Zhukov was born in 1896 and he served as an officer in the Russian Imperial Army during World War One. After the Bolshevik victory in November 1917, Zhukov joined the communist Red Army. He served as a cavalry commander during the Russian Civil War.

After the Civil War had ended in Russia and relative calm had descended on the nation, Zhukov studied the use of armoured warfare in battle. He had seen for himself, the cost in human lives of outmoded warfare and he developed his own ideas on how armoured vehicles could be used in combat. His knowledge and skill clearly impressed Joseph Stalin who had used the Purges to rid himself of many senior Red Army officers. In 1940, Zhukov was appointed chief of staff by Stalin. Zhukov knew that failure would not be tolerated by Stalin – neither would be getting on the wrong side of the leader.

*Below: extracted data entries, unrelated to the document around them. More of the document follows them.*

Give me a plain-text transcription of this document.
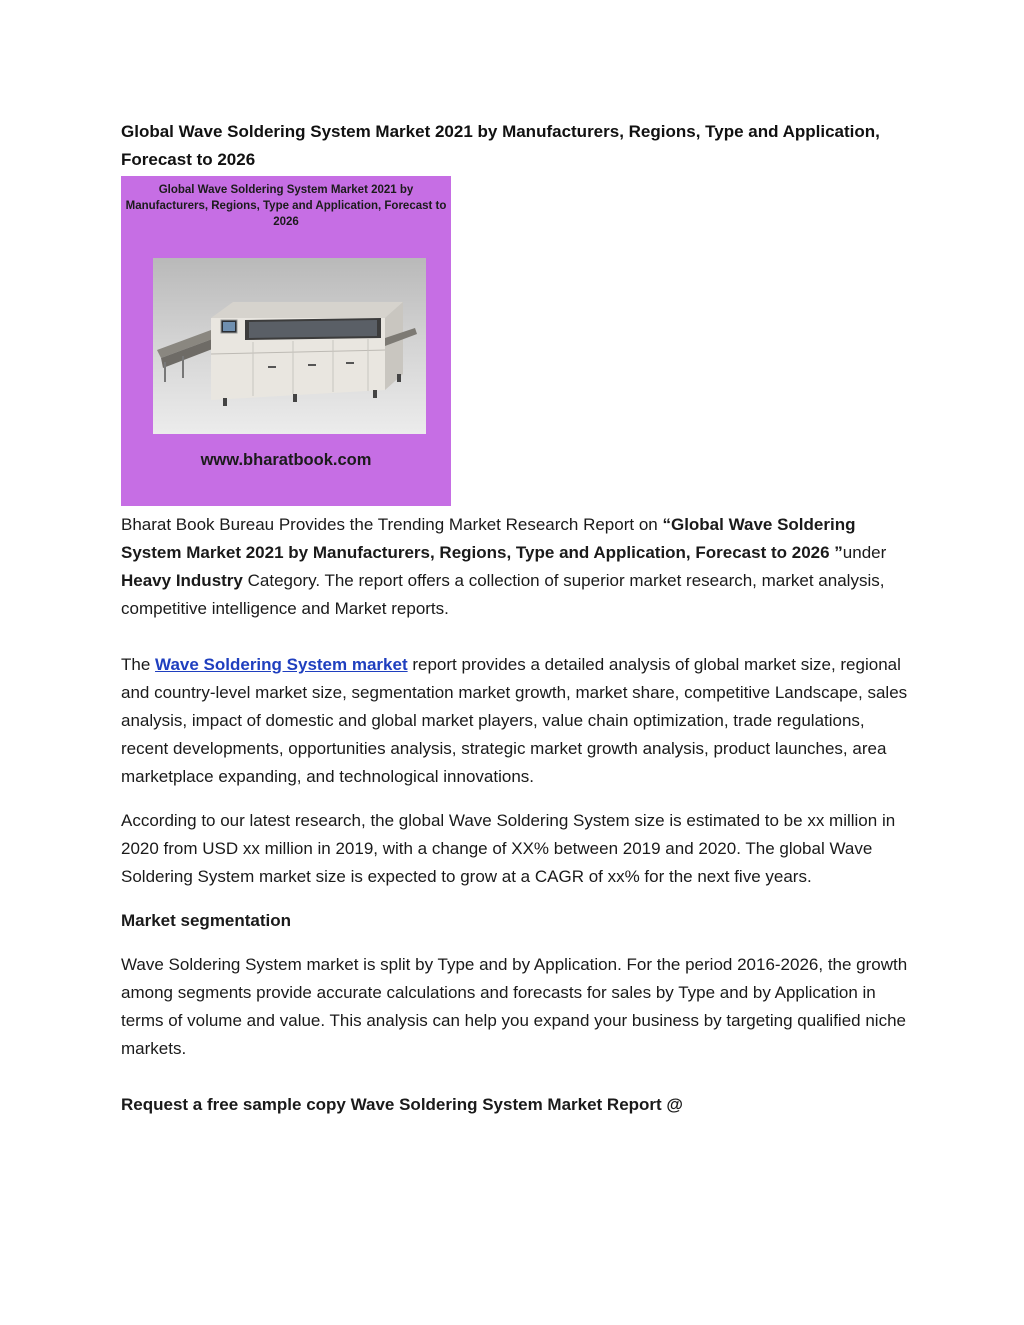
Global Wave Soldering System Market 2021 by Manufacturers, Regions, Type and Application, Forecast to 2026
Global Wave Soldering System Market 2021 by Manufacturers, Regions, Type and Application, Forecast to 2026
www.bharatbook.com

Bharat Book Bureau Provides the Trending Market Research Report on “Global Wave Soldering System Market 2021 by Manufacturers, Regions, Type and Application, Forecast to 2026 ”under Heavy Industry Category. The report offers a collection of superior market research, market analysis, competitive intelligence and Market reports.

The Wave Soldering System market report provides a detailed analysis of global market size, regional and country-level market size, segmentation market growth, market share, competitive Landscape, sales analysis, impact of domestic and global market players, value chain optimization, trade regulations, recent developments, opportunities analysis, strategic market growth analysis, product launches, area marketplace expanding, and technological innovations.

According to our latest research, the global Wave Soldering System size is estimated to be xx million in 2020 from USD xx million in 2019, with a change of XX% between 2019 and 2020. The global Wave Soldering System market size is expected to grow at a CAGR of xx% for the next five years.

Market segmentation

Wave Soldering System market is split by Type and by Application. For the period 2016-2026, the growth among segments provide accurate calculations and forecasts for sales by Type and by Application in terms of volume and value. This analysis can help you expand your business by targeting qualified niche markets.

Request a free sample copy Wave Soldering System Market Report @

Operation Barbarossa cruelly exposed the Russian Army for what it was at that time. The Germans surged on to Stalingrad in the south, got into the suburbs of Moscow and besieged Leningrad in the north. Zhukov’s first great test was to save Moscow which he did. He then used his expertise to destroy the German Army at Stalingrad which lead to Field Marshall von Paulus surrendering his forces. From this surrender, the German forces would only be retreating back to Germany such was the devastating nature of this defeat.

For the advance into occupied eastern Europe, Zhukov used to his advantage the new T-34; a weapon that set new standards for tank design. The victory of the Russians at Kursk gave them a huge advantage over the Germans in terms of armoured warfare.

Zhukov was given the credit for the victory of the Russian forces over the Nazis in the Battle for Berlin. Though a victory in military terms, the Russians had taken very many casualties in this battle. However, this victory sealed for Zhukov the title of the ‘man who never lost a battle’. In the aftermath of this victory, Zhukov, now a marshal in the army, headed the Russian occupation force.

However, his success and fame was his undoing. Stalin could never tolerate someone in Russia being more famous than he was – or even threatening that fame. In 1946, Zhukov was demoted by Stalin to a regional post in Russia and he was sidelined. When Stalin died in 1953, Zhukov regained the prestige his career merited. In 1955, he was appointed First Deputy Minister of Defence. In 1957, he was promoted to the Executive Committee of the Communist Party. However, he was sacked from both positions in 1957 when he was accused of putting the military before the party.

From 1965 to 1968, Zhukov wrote articles for Russian periodicals but their content would have been heavily censored by the government. Other than that, the man who effectively led the Russian military during World War Two, led a quiet life in retirement.

Gregory Zhukov died in 1974 aged 78.